Ülkemiz insanı adına bir realite var ki yadsınamaz.
Gelişmeler ayan beyan ortada olduğuna göre akside söylenemez.
Değilse haksızlık edildiğinin resmidir.
Bu nedenle asıl olan gözlenen gelişmeler doğrultusunda gereğini yerine getirmektir.
O takdirde her kesimin beğenisini kazanan bir yaklaşım olduğu için daha bir tasvip görür ve de takdir edilir.
Bu nedenle bir kez daha vurgulamak gerekirse ast olan, olması gerektiği şekilde hareket etmektir.
***
Kuşkusuz neden dem vurduğum kestirilmiştir.
Aksi düşünülemezdi.
Ülkemiz tarihin en büyük felaketine maruz kaldığı süreçten bu yana başka bir şey düşünemiyor,
Ne yapsanız da yönünüzü başka tarafa çeviremiyorsunuz.
Kaldı ki bu yaklaşımda abartı yoktu.
Şahsen geçen süre içerisinde ağırlıklı olarak aynı konuyu kaleme almam yanında, yerel ve ulusal bazda yayın yapan medya organları ve yazarlar da farklı yaklaşımlar içerisinde olmadılar.
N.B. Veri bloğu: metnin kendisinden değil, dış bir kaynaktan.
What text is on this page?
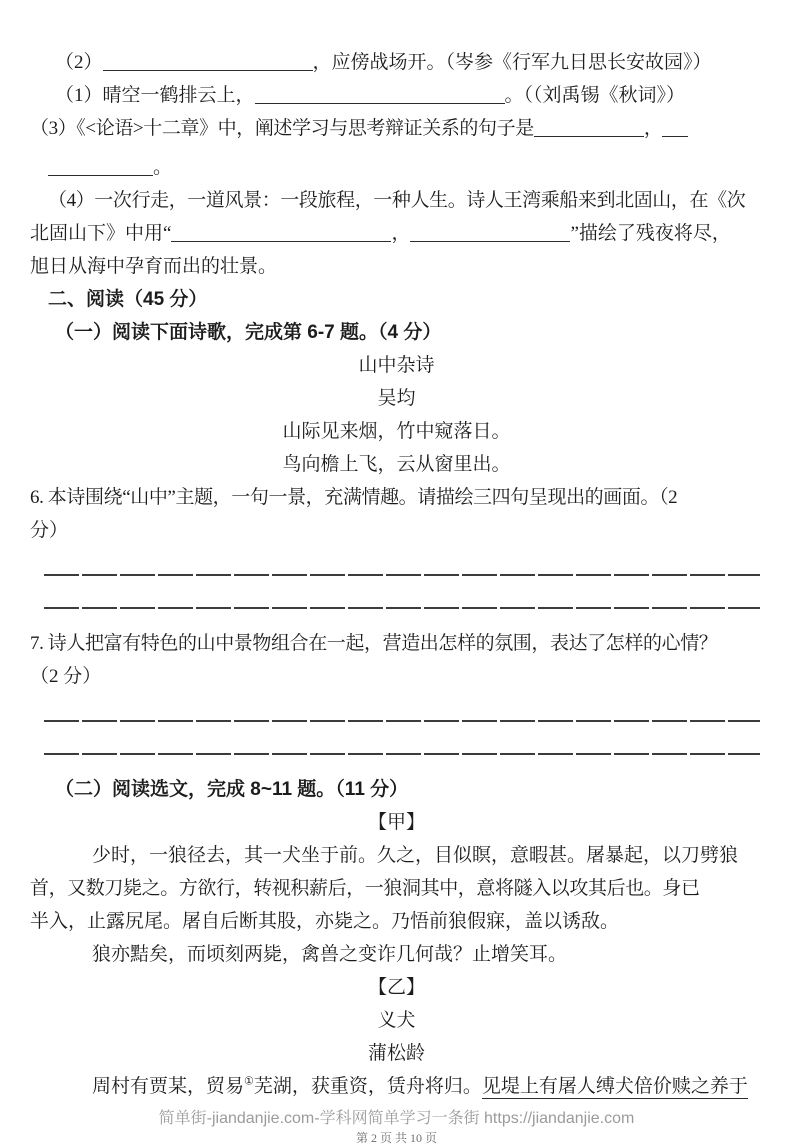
（2）	，应傍战场开。（岑参《行军九日思长安故园》）
（1）晴空一鹤排云上，	。（（刘禹锡《秋词》）
（3）《<论语>十二章》中，阐述学习与思考辩证关系的句子是	，
。
（4）一次行走，一道风景：一段旅程，一种人生。诗人王湾乘船来到北固山，在《次
北固山下》中用“	，	”描绘了残夜将尽，
旭日从海中孕育而出的壮景。
二、阅读（45 分）
（一）阅读下面诗歌，完成第 6-7 题。（4 分）
山中杂诗
吴均
山际见来烟，竹中窥落日。
鸟向檐上飞，云从窗里出。
6. 本诗围绕“山中”主题，一句一景，充满情趣。请描绘三四句呈现出的画面。（2
分）
7. 诗人把富有特色的山中景物组合在一起，营造出怎样的氛围，表达了怎样的心情？
（2 分）
（二）阅读选文，完成 8~11 题。（11 分）
【甲】
少时，一狼径去，其一犬坐于前。久之，目似瞑，意暇甚。屠暴起，以刀劈狼
首，又数刀毙之。方欲行，转视积薪后，一狼洞其中，意将隧入以攻其后也。身已
半入，止露尻尾。屠自后断其股，亦毙之。乃悟前狼假寐，盖以诱敌。
狼亦黠矣，而顷刻两毙，禽兽之变诈几何哉？止增笑耳。
【乙】
义犬
蒲松龄
周村有贾某，贸易①芜湖，获重资，赁舟将归。见堤上有屠人缚犬倍价赎之养于
简单街-jiandanjie.com-学科网简单学习一条街 https://jiandanjie.com
第 2 页 共 10 页
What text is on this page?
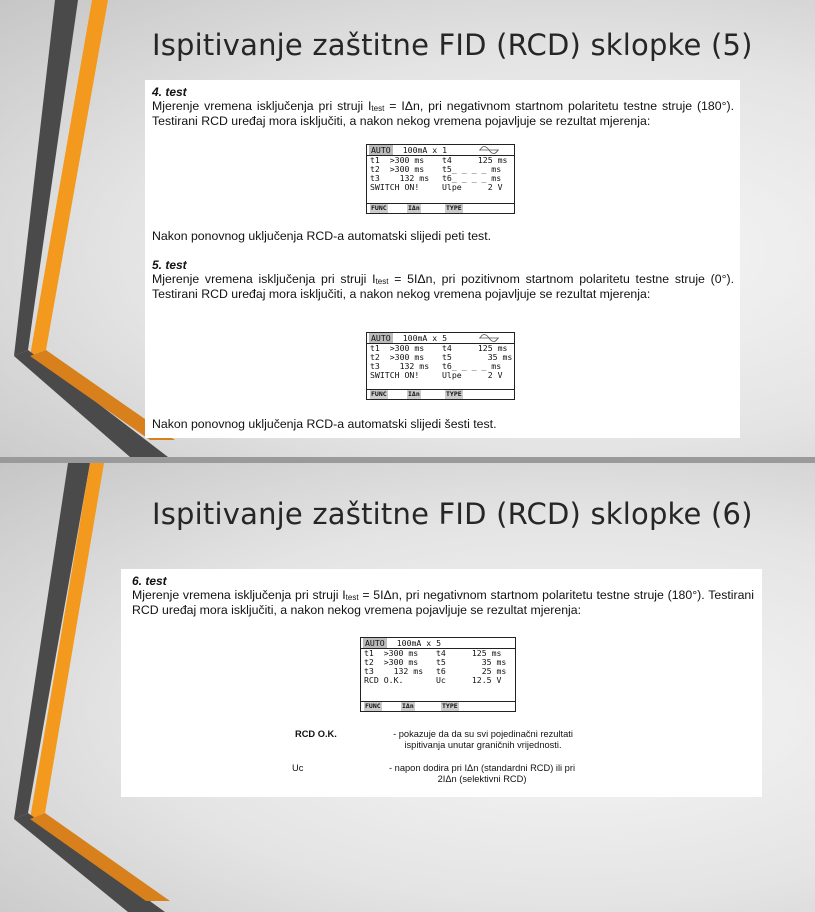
Ispitivanje zaštitne FID (RCD) sklopke (5)
4. test
Mjerenje vremena isključenja pri struji $I_{test} = I\Delta n$, pri negativnom startnom polaritetu testne struje (180°). Testirani RCD uređaj mora isključiti, a nakon nekog vremena pojavljuje se rezultat mjerenja:
AUTO 100mA x 1
t1  >300 ms t4 125 ms
t2  >300 ms t5_ _ _ _ ms
t3    132 ms t6_ _ _ _ ms
SWITCH ON!	Ulpe 2 V
FUNC	IΔn	TYPE
Nakon ponovnog uključenja RCD-a automatski slijedi peti test.
5. test
Mjerenje vremena isključenja pri struji $I_{test} = 5I\Delta n$, pri pozitivnom startnom polaritetu testne struje (0°). Testirani RCD uređaj mora isključiti, a nakon nekog vremena pojavljuje se rezultat mjerenja:
AUTO 100mA x 5
t1  >300 ms t4 125 ms
t2  >300 ms t5 35 ms
t3    132 ms t6_ _ _ _ ms
SWITCH ON!	Ulpe 2 V
FUNC	IΔn	TYPE
Nakon ponovnog uključenja RCD-a automatski slijedi šesti test.
Ispitivanje zaštitne FID (RCD) sklopke (6)
6. test
Mjerenje vremena isključenja pri struji $I_{test} = 5I\Delta n$, pri negativnom startnom polaritetu testne struje (180°). Testirani RCD uređaj mora isključiti, a nakon nekog vremena pojavljuje se rezultat mjerenja:
AUTO 100mA x 5
t1  >300 ms t4 125 ms
t2  >300 ms t5 35 ms
t3    132 ms t6 25 ms
RCD O.K.	Uc 12.5 V
FUNC	IΔn	TYPE
RCD O.K.	- pokazuje da da su svi pojedinačni rezultati
ispitivanja unutar graničnih vrijednosti.
Uc	- napon dodira pri IΔn (standardni RCD) ili pri
2IΔn (selektivni RCD)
Sıkça altını çizdiğim gibi olunamazdı da…
Ülke olarak tarihin en büyük felaketine maruz kalınmış, tabir yerindeyse feleğimiz şaşmıştı.
Hal böyle olunca ne yapılsa ne edilse de yönümüzü başka tarafa çeviremiyoruz.
Gerçekten çok büyük bir doğa olayıyla yüz yüze gelinmişti.
***
Gözlenen olağanüstü doğa olayı üzerine ne yapılmıştı?
Özellikle ülkemizin önce 10, ardından 11.ci ilini de kapsayan depremle ilgili kişi, kurum ve kuruluşlar bazında nasıl hareket edilmişti?
Dahası, böylesine bir felaketin etkisini nispeten hafifletecek yaklaşımlar sergilenmiş miydi?
Hemen belirtmem gerekirse, milletimizle ne denli övünsek azdır.
Tarihin seyri içerisinde ne zaman ülkemiz bir sıkıntıya düştü.
Bilhassa bağımsızlığın söz konusu olduğu süreçte 7 den 77’ye tek yürek olunmuştu.
Şimdi de farklı değildi.
Halkımız bakıp gördü, Malatya ili ağırlıklı 11 kentimiz yüzyılın felaketiyle yüz yüze gelmişti.
Hiçbir şey düşünmeksizin, halkımızın deyimiyle elsiz ayaksız deprem bölgesine koştular.
Böylesine ağır kış şartlarının hüküm sürdüğü sürece karşın kardeşlerimiz bir büyük felaketle yüz yüze geldiklerine göre kayıtsız kalamayız dediler.
Nitekim TV ekranlarına yansıyan görüntülerden anlaşıldığı gibi her ilimiz depremde mağdur olan vatandaşlarımıza ulaşmak için seferber olmuştu.
***
Her dem altını çizdiğim gibi halkımızın bu yaklaşımlarında abartı yoktu.
Tüm dünya medya organların, depremin etkilediği alanları göstermek yanında halkımızın bu insani yaklaşımlarını altını çizerek belirtmesi, bir gerçeği gözler önüne seriyordu.
“Türk Milletinin sinesinde saklı insani yaklaşımlar, her türlü değerin üzerindedir.”
Eğer her kim olursa olsun hiçbir şey düşünmeksizin her şeyiyle felakete maruz kalanların yanına ulaşmak, onların içine düştüğü durumdan arınmaları için canını dişine takmışsa, bu yaklaşımların ölçüsü yoktur.
Bu tür yaklaşım olsa olsa, insan sevgisini egemen kılan bir duyarlılıktır.
İşte insanımız aynı yaklaşımı sergilemişti aradan geçen bir aylık süre zarfından.
İlişkin olarak, depreme maruz kalan illerimize ulaşan yollar üzerinde seyreden onca araçlar, yardım malzemeleriyle doluydu.
Böyle bir tabloyu gören başka ülkeler medya mensupları, gelişmeleri gazetelerinin manşetlerine taşırken aynı başlığı kullanıyorlar.
TÜRKİYE BİR BÜYÜK FELEKAT ÜZERİNE TEK YÜREK OLMUŞTU.